The U.S. Cybersecurity and Infrastructure Security Agency published the warning and examples of known malicious file names and hash lines that have been documented in ransomware attacks linked to North Korea state-sponsored actors.

CISA was joined by the National Security Agency, the Federal Bureau of Investigation and the Department of Health and Human Services, as well as the Republic of Korea’s Defense Security Agency and National Intelligence Service, in issuing the CSA.

“In addition to other tactics, these malicious cyber actors have been exploiting vulnerabilities, such as Log4Shell CVE-2021-44228, SMA100 Apache CVE-2021-20038, and/or TerraMaster OS CVE-2022-24990, to gain access and escalate privileges on victim’s networks,” the advisory notes. 

After gaining initial access, the ransomware actors use staged payloads—part of a message or data unit with stored information—with proprietary malware used to attack networks.
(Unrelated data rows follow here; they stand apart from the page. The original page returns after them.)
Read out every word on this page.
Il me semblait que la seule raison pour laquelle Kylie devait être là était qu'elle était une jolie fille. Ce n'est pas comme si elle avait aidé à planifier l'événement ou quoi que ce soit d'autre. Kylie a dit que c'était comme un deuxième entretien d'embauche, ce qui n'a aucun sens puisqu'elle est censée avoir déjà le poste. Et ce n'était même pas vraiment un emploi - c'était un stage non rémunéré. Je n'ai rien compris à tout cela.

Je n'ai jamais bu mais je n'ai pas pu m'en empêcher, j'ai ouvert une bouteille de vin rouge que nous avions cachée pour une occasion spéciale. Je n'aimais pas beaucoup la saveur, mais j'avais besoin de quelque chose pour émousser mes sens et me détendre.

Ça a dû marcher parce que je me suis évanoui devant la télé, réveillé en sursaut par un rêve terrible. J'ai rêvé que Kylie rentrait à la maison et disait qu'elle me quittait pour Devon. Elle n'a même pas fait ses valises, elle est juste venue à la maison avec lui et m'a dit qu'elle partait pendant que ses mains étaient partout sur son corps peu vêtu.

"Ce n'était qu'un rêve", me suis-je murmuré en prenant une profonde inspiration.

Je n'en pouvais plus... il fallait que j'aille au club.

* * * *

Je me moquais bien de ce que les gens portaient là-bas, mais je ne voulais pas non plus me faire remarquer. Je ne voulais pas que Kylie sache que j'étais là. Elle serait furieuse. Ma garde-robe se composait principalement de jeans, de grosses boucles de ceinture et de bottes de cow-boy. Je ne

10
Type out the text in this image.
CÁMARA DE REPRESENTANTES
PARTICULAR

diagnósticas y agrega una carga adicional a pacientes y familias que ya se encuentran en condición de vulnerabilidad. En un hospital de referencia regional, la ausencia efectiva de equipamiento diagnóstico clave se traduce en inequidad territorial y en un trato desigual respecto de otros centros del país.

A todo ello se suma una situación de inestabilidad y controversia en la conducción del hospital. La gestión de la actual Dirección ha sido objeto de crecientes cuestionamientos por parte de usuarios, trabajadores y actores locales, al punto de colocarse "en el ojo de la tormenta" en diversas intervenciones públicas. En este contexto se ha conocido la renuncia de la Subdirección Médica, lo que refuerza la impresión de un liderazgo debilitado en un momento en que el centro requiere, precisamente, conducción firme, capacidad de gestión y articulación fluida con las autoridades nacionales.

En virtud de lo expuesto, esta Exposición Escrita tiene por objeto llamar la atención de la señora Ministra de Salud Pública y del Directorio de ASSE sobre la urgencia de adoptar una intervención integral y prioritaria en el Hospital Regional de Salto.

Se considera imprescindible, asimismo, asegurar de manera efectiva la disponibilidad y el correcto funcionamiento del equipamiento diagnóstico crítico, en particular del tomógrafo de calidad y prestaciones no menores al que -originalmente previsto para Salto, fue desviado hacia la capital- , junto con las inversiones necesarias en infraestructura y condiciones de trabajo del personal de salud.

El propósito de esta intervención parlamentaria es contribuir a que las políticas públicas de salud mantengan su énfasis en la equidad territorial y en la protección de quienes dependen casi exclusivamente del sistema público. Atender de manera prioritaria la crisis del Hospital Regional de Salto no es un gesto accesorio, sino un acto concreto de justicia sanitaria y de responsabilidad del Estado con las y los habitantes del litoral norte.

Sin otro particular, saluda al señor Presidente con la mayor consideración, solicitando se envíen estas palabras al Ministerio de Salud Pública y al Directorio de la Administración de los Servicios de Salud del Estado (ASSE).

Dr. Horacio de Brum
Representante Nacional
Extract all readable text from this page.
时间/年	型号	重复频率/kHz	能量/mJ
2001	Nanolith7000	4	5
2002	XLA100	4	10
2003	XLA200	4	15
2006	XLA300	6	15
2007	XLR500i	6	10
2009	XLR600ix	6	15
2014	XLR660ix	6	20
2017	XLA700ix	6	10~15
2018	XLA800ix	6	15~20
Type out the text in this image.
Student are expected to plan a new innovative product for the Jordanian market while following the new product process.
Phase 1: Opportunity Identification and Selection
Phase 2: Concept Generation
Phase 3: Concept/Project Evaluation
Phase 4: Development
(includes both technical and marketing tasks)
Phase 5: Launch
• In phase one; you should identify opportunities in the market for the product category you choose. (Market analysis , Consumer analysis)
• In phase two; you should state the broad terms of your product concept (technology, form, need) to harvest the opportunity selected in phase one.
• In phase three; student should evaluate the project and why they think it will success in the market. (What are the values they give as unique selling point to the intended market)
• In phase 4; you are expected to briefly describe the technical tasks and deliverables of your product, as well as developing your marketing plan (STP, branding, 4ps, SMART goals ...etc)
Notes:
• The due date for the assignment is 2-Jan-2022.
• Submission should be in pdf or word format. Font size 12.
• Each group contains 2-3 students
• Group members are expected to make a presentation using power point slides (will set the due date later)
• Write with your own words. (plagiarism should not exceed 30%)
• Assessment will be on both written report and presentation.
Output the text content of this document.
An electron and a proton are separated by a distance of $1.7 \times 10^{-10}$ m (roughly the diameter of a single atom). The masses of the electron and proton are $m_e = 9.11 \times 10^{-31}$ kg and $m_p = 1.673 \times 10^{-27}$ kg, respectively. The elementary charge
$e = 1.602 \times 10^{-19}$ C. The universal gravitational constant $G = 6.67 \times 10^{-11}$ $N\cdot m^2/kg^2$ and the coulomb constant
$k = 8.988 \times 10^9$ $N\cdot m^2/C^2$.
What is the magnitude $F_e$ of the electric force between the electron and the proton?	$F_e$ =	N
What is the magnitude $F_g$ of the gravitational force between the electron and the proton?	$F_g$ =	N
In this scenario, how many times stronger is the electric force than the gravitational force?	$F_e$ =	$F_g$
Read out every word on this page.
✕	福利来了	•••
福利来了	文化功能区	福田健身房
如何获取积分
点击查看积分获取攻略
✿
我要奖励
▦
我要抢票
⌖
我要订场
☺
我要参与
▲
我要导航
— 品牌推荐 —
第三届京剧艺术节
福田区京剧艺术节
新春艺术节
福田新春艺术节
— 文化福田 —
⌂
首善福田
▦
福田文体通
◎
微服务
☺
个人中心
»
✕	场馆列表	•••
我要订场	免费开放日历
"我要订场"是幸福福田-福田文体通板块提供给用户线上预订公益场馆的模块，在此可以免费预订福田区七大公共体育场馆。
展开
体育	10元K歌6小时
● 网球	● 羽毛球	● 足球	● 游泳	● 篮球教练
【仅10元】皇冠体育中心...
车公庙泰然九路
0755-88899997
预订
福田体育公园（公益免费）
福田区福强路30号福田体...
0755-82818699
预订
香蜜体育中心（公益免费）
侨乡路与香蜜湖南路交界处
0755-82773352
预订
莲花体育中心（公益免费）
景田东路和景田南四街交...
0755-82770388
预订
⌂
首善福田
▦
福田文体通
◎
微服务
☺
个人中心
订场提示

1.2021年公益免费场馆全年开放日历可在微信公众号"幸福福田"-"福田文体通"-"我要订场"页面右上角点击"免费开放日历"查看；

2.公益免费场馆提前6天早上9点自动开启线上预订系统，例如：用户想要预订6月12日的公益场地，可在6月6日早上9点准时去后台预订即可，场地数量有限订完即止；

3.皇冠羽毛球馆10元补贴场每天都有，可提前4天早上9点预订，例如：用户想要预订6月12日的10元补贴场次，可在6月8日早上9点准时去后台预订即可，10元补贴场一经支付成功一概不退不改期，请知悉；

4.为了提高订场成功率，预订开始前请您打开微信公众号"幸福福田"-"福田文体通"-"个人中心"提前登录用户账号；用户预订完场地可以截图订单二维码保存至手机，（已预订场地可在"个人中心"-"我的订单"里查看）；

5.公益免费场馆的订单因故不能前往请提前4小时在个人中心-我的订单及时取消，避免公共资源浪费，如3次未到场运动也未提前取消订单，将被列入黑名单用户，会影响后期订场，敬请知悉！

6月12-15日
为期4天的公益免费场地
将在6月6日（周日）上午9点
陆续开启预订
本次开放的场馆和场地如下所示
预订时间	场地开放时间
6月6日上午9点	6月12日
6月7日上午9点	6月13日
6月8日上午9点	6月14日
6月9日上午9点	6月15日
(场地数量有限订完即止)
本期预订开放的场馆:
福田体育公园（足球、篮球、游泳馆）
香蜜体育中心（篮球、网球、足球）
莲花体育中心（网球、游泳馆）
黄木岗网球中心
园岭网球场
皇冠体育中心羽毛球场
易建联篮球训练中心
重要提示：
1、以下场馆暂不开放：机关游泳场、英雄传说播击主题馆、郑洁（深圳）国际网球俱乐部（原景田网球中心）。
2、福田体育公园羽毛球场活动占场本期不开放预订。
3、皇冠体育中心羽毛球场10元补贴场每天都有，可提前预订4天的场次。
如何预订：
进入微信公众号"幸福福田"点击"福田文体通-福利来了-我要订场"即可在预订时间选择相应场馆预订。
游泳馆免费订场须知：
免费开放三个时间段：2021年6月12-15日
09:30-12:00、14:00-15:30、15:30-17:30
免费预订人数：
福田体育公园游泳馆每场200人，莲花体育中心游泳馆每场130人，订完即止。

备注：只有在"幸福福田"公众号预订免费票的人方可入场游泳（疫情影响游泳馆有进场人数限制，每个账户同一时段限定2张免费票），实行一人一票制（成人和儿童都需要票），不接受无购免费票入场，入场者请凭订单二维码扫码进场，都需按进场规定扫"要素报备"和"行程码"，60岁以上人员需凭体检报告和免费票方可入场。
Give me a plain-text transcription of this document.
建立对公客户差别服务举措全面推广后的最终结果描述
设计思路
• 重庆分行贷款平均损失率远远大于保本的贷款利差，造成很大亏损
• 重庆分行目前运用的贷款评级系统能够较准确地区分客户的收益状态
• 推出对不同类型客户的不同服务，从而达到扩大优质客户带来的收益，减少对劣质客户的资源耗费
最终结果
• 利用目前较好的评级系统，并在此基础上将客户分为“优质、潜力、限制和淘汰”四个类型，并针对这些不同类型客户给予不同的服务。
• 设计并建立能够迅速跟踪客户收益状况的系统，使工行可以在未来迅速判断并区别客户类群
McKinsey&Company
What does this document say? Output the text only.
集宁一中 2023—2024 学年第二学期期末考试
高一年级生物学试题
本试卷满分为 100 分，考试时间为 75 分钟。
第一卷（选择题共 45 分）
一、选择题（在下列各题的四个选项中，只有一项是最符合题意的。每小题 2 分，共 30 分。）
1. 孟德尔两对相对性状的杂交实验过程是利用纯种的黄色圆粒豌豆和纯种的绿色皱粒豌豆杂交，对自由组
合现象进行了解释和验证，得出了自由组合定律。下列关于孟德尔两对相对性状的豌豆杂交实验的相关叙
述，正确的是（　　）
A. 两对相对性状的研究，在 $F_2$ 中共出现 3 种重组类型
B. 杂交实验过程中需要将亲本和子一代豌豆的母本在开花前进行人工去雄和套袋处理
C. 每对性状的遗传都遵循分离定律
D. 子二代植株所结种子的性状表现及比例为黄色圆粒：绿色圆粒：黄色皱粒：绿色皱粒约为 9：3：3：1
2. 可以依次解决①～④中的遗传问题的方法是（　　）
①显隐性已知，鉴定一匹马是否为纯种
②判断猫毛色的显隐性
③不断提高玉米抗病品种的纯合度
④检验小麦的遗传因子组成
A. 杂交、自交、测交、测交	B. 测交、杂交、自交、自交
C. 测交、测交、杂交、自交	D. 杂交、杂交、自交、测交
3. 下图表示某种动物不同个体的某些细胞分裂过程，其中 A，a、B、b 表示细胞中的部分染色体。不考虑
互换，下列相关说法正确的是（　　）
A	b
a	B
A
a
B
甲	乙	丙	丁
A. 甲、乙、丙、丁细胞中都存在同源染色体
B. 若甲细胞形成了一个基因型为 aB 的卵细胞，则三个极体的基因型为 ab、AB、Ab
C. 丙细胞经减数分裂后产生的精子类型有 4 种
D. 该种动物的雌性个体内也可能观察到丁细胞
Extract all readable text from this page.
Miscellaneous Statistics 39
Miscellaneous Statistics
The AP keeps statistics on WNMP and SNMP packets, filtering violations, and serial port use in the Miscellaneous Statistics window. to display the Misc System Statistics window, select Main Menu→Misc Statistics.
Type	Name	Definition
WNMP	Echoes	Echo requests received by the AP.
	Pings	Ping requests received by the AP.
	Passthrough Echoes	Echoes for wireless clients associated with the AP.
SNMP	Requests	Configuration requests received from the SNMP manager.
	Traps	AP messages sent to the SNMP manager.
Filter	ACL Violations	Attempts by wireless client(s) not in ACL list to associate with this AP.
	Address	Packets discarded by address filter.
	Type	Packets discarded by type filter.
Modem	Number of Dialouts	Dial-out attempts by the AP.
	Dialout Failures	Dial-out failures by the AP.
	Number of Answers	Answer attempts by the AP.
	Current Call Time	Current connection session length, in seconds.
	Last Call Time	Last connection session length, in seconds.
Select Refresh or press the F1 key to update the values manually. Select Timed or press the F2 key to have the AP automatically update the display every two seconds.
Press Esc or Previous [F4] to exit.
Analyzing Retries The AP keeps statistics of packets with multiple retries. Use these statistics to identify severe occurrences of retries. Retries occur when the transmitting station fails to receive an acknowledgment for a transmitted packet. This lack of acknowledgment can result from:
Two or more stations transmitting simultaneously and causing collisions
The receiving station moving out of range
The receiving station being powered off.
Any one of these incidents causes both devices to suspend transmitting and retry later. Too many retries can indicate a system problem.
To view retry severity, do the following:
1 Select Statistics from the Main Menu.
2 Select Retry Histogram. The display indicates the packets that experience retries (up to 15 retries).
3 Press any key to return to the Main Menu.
The advisory also notes that the attackers usually demand ransom payments in cryptocurrency.

“The authoring agencies assess that an unspecified amount of revenue from these cryptocurrency operations supports DPRK national-level priorities and objectives, including cyber operations targeting the United States and South Korea governments,” the advisory said. 

In addition to targeting healthcare networks, the agencies said that North Korean cyber actors also attacked Department of Defense and Defense Industrial Base information networks. CISA advises victims to not pay ransoms out of concern that it may not resolve the malware and could violate sanctions. 

Federal authorities and law enforcement have been aware of North Korea’s ransomware attacks for at least a year, particularly toward sensitive healthcare networks. The increasing volume and growing threat capacity prompted U.S. lawmakers to inquire into HHS’s capabilities to adequately defend their networks from ransomware and other cyber attacks. 

The U.S. also recently entered into a novel partnership with the United Kingdom to combat the Russian cybercrime gang Trickbot, which has also been known to attack healthcare digital networks.